Preface

The idea of writing Mastering SciPy arose but 2 months after publishing Learning SciPy for Numerical and Scientific Computing. During a presentation of that book at the University of South Carolina, I had the privilege of speaking about its contents to a heterogeneous audience of engineers, scientists, and students, each of them with very different research problems and their own set of preferred computational resources. In the weeks following that presentation, I helped a few professionals transition to a SciPy-based environment. During those sessions, we discussed how SciPy is, under the hood, the same set of algorithms (and often the same code) that they were already using. We experimented with some of their examples and systematically obtained comparable performance. We immediately saw the obvious benefit of a common environment based upon a robust scripting language. Through the SciPy stack, we discovered an easier way to communicate and share our results with colleagues, students, or employers. In all cases, the switch to the SciPy stack provided a faster setup for our groups, where newcomers could get up to speed quickly.

Everybody involved in the process went from novice to advanced user, and finally mastered the SciPy stack in no time. In most cases, the scientific background of the individuals with whom I worked made the transition seamless. The process toward mastering materialized when they were able to contrast the theory behind their research with the solutions offered. The aha moment always happened while replicating some of their experiments with a careful guidance and explanation of the process.

That is precisely the philosophy behind this book. I invite you to participate in similar sessions. Each chapter has been envisioned as a conversation with an individual with certain scientific needs expressed as numerical computations. Together, we discover relevant examples—the different possible ways to solve those problems, the theory behind them, and the pros and cons of each route.

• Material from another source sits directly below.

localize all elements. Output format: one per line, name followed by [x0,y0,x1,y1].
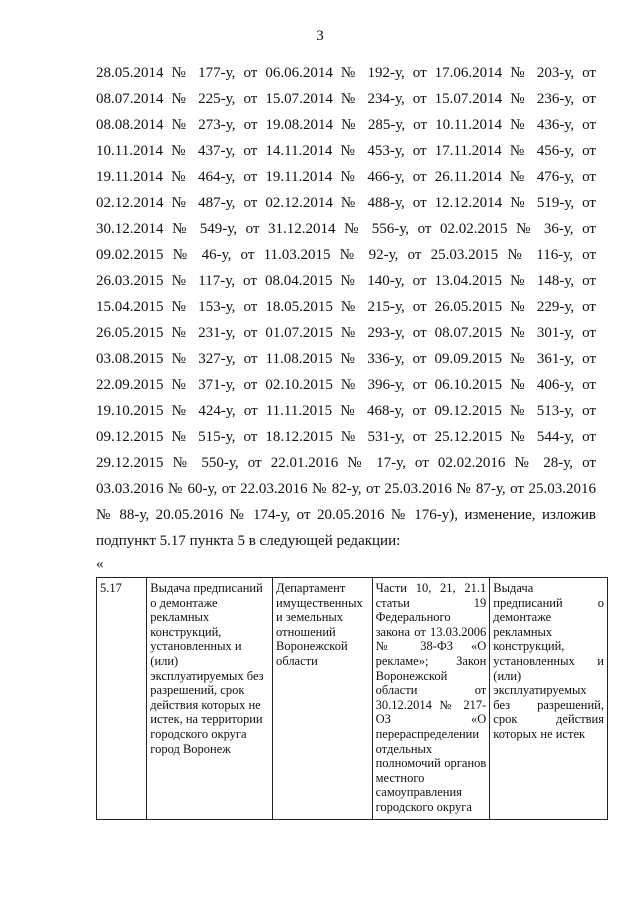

The process of writing followed a similar path to obtain an engaging collection of examples. I entered into conversations with colleagues in several different fields. Each section clearly reflects these exchanges. This was crucial while engaged in the production of the most challenging chapters—the last four. To ensure the same quality throughout the book, always trying to commit to a rigorous set of standards, these chapters took much longer to be completed to satisfaction. Special mentions go to Aaron Dutle at NASA Langley Research Center, who helped shape parts of the chapter on computational geometry, and Parsa Bakhtary, a data analyst at Facebook, who inspired many of the techniques in the chapter on applications of statistical computing to data analysis.

It was an amazing journey that helped deepen my understanding of numerical methods, broadened my perspective in problem solving, and strengthened my scientific maturity. It is my wish that it has the same impact on you.